A large foot sticks out the bottom of the shell and acts as an anchor. Some mussels rarely move more than a few metres in their lifetime (which can be up to 200 years in some species!)
Young mussels have to be completely buried when they are tiny because their feet are too small to anchor them properly. If the sediment is very dirty from pollution the baby mussels suffocate.
What do they eat?
Mussels suck in water, filter food particles then spit the water out. It is this action that cleans our rivers and lakes for us. However, if the water is very polluted the mussel will die from 'eating' too many chemicals.
A large adult mussel can filter 38 litres (8 gallons) of water a day!
Do they taste good?
NO! - Many freshwater mussels grow quite large and are therefore too chewy for us to enjoy eating.
YES! - Many animals such as otters and racoons would disagree! They crack open the shells and feed on some mussels.

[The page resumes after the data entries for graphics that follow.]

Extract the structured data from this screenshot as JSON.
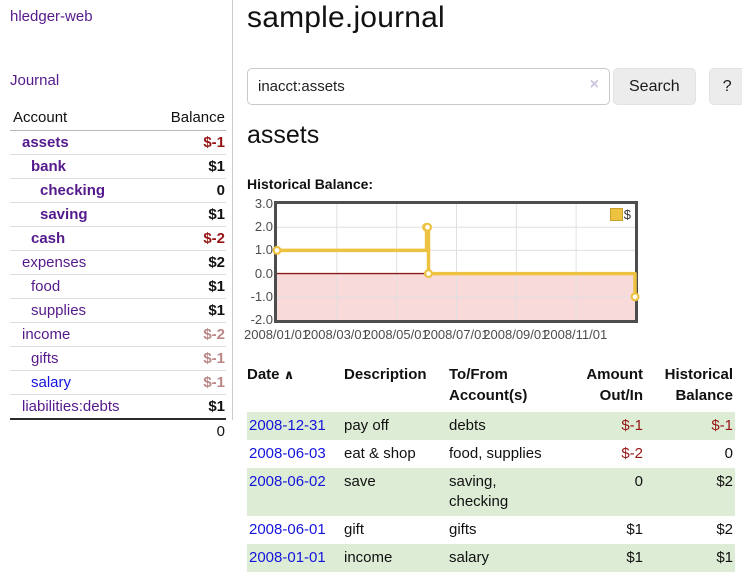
{
  "colors": {
    "link_visited": "#551a8b",
    "link_unvisited": "#1414dd",
    "negative_strong": "#971414",
    "negative_dim": "#bd8686",
    "row_green": "#ddecd5",
    "chart_line": "#edc240",
    "chart_negative_fill": "#f9dada",
    "chart_zero_line": "#8b1a1a"
  },
  "sidebar": {
    "app_title": "hledger-web",
    "journal_link": "Journal",
    "accounts_table": {
      "headers": {
        "account": "Account",
        "balance": "Balance"
      },
      "rows": [
        {
          "name": "assets",
          "indent": 1,
          "bold": true,
          "link_color": "purple",
          "balance": "$-1",
          "balance_class": "neg-strong"
        },
        {
          "name": "bank",
          "indent": 2,
          "bold": true,
          "link_color": "purple",
          "balance": "$1",
          "balance_class": "pos"
        },
        {
          "name": "checking",
          "indent": 3,
          "bold": true,
          "link_color": "purple",
          "balance": "0",
          "balance_class": "pos"
        },
        {
          "name": "saving",
          "indent": 3,
          "bold": true,
          "link_color": "purple",
          "balance": "$1",
          "balance_class": "pos"
        },
        {
          "name": "cash",
          "indent": 2,
          "bold": true,
          "link_color": "purple",
          "balance": "$-2",
          "balance_class": "neg-strong"
        },
        {
          "name": "expenses",
          "indent": 1,
          "bold": false,
          "link_color": "purple",
          "balance": "$2",
          "balance_class": "pos"
        },
        {
          "name": "food",
          "indent": 2,
          "bold": false,
          "link_color": "purple",
          "balance": "$1",
          "balance_class": "pos"
        },
        {
          "name": "supplies",
          "indent": 2,
          "bold": false,
          "link_color": "purple",
          "balance": "$1",
          "balance_class": "pos"
        },
        {
          "name": "income",
          "indent": 1,
          "bold": false,
          "link_color": "purple",
          "balance": "$-2",
          "balance_class": "neg-dim"
        },
        {
          "name": "gifts",
          "indent": 2,
          "bold": false,
          "link_color": "purple",
          "balance": "$-1",
          "balance_class": "neg-dim"
        },
        {
          "name": "salary",
          "indent": 2,
          "bold": false,
          "link_color": "blue",
          "balance": "$-1",
          "balance_class": "neg-dim"
        },
        {
          "name": "liabilities:debts",
          "indent": 1,
          "bold": false,
          "link_color": "purple",
          "balance": "$1",
          "balance_class": "pos"
        }
      ],
      "total": "0"
    }
  },
  "main": {
    "title": "sample.journal",
    "search": {
      "value": "inacct:assets",
      "clear_icon": "×",
      "search_button": "Search",
      "help_button": "?"
    },
    "account_heading": "assets",
    "chart_label": "Historical Balance:"
  },
  "chart_data": {
    "type": "line",
    "title": "Historical Balance",
    "step": true,
    "series": [
      {
        "name": "$",
        "points": [
          {
            "date": "2008-01-01",
            "value": 1
          },
          {
            "date": "2008-06-01",
            "value": 2
          },
          {
            "date": "2008-06-02",
            "value": 2
          },
          {
            "date": "2008-06-03",
            "value": 0
          },
          {
            "date": "2008-12-31",
            "value": -1
          }
        ]
      }
    ],
    "ylim": [
      -2,
      3
    ],
    "yticks": [
      "3.0",
      "2.0",
      "1.0",
      "0.0",
      "-1.0",
      "-2.0"
    ],
    "xticks": [
      {
        "label": "2008/01/01",
        "date": "2008-01-01"
      },
      {
        "label": "2008/03/01",
        "date": "2008-03-01"
      },
      {
        "label": "2008/05/01",
        "date": "2008-05-01"
      },
      {
        "label": "2008/07/01",
        "date": "2008-07-01"
      },
      {
        "label": "2008/09/01",
        "date": "2008-09-01"
      },
      {
        "label": "2008/11/01",
        "date": "2008-11-01"
      }
    ],
    "x_range": {
      "start": "2008-01-01",
      "end": "2008-12-31"
    },
    "legend": {
      "label": "$",
      "position": "top-right"
    },
    "grid": true,
    "negative_region": {
      "from": 0,
      "to": -2
    }
  },
  "register_table": {
    "headers": {
      "date": "Date",
      "sort_icon": "∧",
      "description": "Description",
      "accounts": "To/From Account(s)",
      "amount": "Amount Out/In",
      "balance": "Historical Balance"
    },
    "rows": [
      {
        "date": "2008-12-31",
        "description": "pay off",
        "accounts": "debts",
        "amount": "$-1",
        "amount_class": "neg-strong",
        "balance": "$-1",
        "balance_class": "neg-strong",
        "green": true
      },
      {
        "date": "2008-06-03",
        "description": "eat & shop",
        "accounts": "food, supplies",
        "amount": "$-2",
        "amount_class": "neg-strong",
        "balance": "0",
        "balance_class": "pos",
        "green": false
      },
      {
        "date": "2008-06-02",
        "description": "save",
        "accounts": "saving, checking",
        "amount": "0",
        "amount_class": "pos",
        "balance": "$2",
        "balance_class": "pos",
        "green": true
      },
      {
        "date": "2008-06-01",
        "description": "gift",
        "accounts": "gifts",
        "amount": "$1",
        "amount_class": "pos",
        "balance": "$2",
        "balance_class": "pos",
        "green": false
      },
      {
        "date": "2008-01-01",
        "description": "income",
        "accounts": "salary",
        "amount": "$1",
        "amount_class": "pos",
        "balance": "$1",
        "balance_class": "pos",
        "green": true
      }
    ]
  }
}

How do we get baby mussels?
- Male releases his sperm
- Female inhales it and mixes it with her eggs
- Glochidia (larval mussels) are released into the water...
- ...and attach to a certain type of fish
- After growing for a while on the fish the baby mussel drops off and buries in the sediment where it lives for the rest of its life.
This complex lifecycle relies on a healthy fish population!
Why are they dying out?
Because mussels filter the water they live in they are sensitive to changes in pollution levels of rivers and lakes. Too many chemicals kill them.
A small amount of mussels produce pearls, so they have been killed to obtain their treasure.
Changes to the river, such as damming, stop fish swimming upstream. Mussels cannot breed then, because they need fish for part of their lifecycle.
Why should we care?
A healthy mussel population shows that the water they live in and the surrounding land is healthy and free from too many chemicals. This makes them good environmental indicators and therefore very good for us to keep around!
Mussels filter out bacteria and other particles from the water, cleaning it for us.
A healthy mussel bed can stabilise rivers and lakes because large numbers of them together hold the sediment in place.
Help to improve our environment, save our mussels and they will do the same for us!